Time goes by. You're young and have no serious plans. You establish something: a marriage? A job? A life? Suddenly you are aging, or just plain old. Strangers clearly see that you aren't you. But you know you are really the same person you have always been.
Fleeting perceptions that current reality isn't reality are indescribable. But in her latest novel We Had It So Good Linda Grant perfectly captures this sense of time flying by, of change and permanence in conflict. She describes Stephen Newman, her main character in the 1950s: a child in Los Angeles playing in his father's fur-storage business. It's the 60s/70s: Stephen goes to England on a Rhodes scholarship, meets a group of hippie types, is "sent down" from Oxford for making LSD in a research lab. He lives in a "squat." Before he can think, years pass and he and his wife -- one of the girls from the group -- have a beautiful house, children, and a better-than-middle class lifestyle. His wife becomes a psychoanalyst; he becomes a BBC producer. How has he stayed in England so long?

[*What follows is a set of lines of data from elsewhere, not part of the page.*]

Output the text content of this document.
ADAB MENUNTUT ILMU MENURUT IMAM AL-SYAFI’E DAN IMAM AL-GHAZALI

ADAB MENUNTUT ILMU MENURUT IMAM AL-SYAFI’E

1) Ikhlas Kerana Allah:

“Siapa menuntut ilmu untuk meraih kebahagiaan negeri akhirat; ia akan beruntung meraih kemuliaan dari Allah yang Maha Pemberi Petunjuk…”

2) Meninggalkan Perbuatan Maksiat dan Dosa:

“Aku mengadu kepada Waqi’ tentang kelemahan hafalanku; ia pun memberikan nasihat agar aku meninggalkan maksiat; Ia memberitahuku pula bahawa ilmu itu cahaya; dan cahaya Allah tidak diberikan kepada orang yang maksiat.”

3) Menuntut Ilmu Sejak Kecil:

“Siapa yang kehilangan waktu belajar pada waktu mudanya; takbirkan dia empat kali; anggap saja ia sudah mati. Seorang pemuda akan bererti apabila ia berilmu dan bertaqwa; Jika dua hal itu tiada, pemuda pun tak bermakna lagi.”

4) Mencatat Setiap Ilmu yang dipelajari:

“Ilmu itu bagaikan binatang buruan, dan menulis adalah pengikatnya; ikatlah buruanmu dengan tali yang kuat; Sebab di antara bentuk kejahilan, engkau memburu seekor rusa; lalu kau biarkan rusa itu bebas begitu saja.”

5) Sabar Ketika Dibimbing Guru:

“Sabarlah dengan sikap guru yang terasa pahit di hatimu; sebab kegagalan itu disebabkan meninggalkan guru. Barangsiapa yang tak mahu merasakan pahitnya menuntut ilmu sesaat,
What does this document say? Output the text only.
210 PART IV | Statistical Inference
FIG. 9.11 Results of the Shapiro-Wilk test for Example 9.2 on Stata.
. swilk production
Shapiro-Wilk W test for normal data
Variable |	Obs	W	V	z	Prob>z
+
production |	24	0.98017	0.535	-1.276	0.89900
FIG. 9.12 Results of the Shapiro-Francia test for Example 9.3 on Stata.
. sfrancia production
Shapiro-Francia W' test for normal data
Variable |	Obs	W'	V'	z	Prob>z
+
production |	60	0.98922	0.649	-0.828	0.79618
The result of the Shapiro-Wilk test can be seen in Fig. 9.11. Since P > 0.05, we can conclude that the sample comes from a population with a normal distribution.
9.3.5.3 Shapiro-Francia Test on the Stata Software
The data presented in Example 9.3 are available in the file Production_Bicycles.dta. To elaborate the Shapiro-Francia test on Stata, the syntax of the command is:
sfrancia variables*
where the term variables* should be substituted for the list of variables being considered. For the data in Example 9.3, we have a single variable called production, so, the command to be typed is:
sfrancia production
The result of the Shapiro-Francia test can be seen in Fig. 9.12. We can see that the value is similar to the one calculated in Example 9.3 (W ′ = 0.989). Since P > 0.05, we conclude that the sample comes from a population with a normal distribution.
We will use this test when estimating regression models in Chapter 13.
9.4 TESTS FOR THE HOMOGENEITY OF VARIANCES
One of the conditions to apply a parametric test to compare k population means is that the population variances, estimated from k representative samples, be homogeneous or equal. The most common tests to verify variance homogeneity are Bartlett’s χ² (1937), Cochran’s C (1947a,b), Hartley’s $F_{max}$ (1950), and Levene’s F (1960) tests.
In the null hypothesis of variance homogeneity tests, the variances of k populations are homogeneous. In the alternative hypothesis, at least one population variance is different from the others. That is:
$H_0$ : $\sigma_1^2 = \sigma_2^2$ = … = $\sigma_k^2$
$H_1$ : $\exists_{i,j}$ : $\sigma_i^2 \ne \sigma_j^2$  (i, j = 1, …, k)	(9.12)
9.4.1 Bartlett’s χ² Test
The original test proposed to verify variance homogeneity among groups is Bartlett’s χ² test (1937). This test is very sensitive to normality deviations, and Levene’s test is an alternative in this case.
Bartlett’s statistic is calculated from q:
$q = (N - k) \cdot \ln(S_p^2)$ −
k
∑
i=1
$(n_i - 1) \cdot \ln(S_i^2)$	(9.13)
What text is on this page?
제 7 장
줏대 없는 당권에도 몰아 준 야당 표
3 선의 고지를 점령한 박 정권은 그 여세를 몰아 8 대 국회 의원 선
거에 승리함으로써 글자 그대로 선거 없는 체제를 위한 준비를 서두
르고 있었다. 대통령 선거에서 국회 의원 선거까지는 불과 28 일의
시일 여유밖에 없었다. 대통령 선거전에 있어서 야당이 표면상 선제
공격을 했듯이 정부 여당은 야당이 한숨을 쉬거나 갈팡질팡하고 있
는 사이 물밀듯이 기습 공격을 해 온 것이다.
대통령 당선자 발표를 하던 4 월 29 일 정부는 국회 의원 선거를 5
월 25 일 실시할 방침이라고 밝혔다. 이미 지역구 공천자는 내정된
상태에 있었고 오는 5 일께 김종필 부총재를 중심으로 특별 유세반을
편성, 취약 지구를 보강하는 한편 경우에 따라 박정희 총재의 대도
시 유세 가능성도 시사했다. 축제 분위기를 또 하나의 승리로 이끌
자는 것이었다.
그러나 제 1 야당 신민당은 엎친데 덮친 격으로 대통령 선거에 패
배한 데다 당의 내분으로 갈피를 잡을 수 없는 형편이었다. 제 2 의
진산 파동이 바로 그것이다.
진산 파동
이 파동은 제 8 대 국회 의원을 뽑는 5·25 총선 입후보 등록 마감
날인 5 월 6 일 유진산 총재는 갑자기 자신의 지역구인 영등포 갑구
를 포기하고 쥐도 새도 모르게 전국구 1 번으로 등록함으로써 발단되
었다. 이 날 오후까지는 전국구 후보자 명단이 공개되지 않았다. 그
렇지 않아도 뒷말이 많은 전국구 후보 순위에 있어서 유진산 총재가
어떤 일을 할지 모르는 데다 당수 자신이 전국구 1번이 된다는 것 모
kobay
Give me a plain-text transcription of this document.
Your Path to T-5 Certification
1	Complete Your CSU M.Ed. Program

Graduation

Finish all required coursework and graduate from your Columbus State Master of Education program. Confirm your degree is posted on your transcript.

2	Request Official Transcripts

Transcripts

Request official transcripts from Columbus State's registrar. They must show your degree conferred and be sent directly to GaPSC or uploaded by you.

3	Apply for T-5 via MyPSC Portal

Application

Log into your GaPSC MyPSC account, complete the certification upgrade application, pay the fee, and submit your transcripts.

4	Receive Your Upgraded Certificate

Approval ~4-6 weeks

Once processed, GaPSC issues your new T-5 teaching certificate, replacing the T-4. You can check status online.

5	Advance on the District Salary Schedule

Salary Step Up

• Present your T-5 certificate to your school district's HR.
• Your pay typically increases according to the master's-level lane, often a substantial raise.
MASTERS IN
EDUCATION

Stephen, the displaced American, has a Jewish immigrant father who came through Ellis Island and a Cuban mother who regrets the way her native land must have changed. His main sense of them is of their great love for him: the English girls he meets have no similar family memory. His mother never goes back to Cuba, but his father at age 90 takes him on a trip to the village in Poland where he lived 80 years before; eventually his father shares a long-concealed truth about his origins and the story he's always told, but not with Stephen, rather with his wife.
Historic events that we readers recognize take their toll. It's the 90s: a man that Stephen once met on the way to be a Rhodes scholar is President of the US. It's the 00s: he thinks his friends have all escaped the terrorist bombing on the London tube, but his daughter is devastated by its effect on her secret lover. His friend from hippie days is a very rich man thanks to an investment guy in New York that never loses money. At the end of the book we can see what's coming to him. We can see so much.
Linda Grant -- already one of my "heroes" -- does it all through her wonderful characterization of Stephen, his wife, their friends, their two children, their parents, and the world that they live in. The whirl of time flying by is remarkably portrayed. Her book When I Lived in Modern Times captured a historical moment effectively and vividly, and she's now done it again.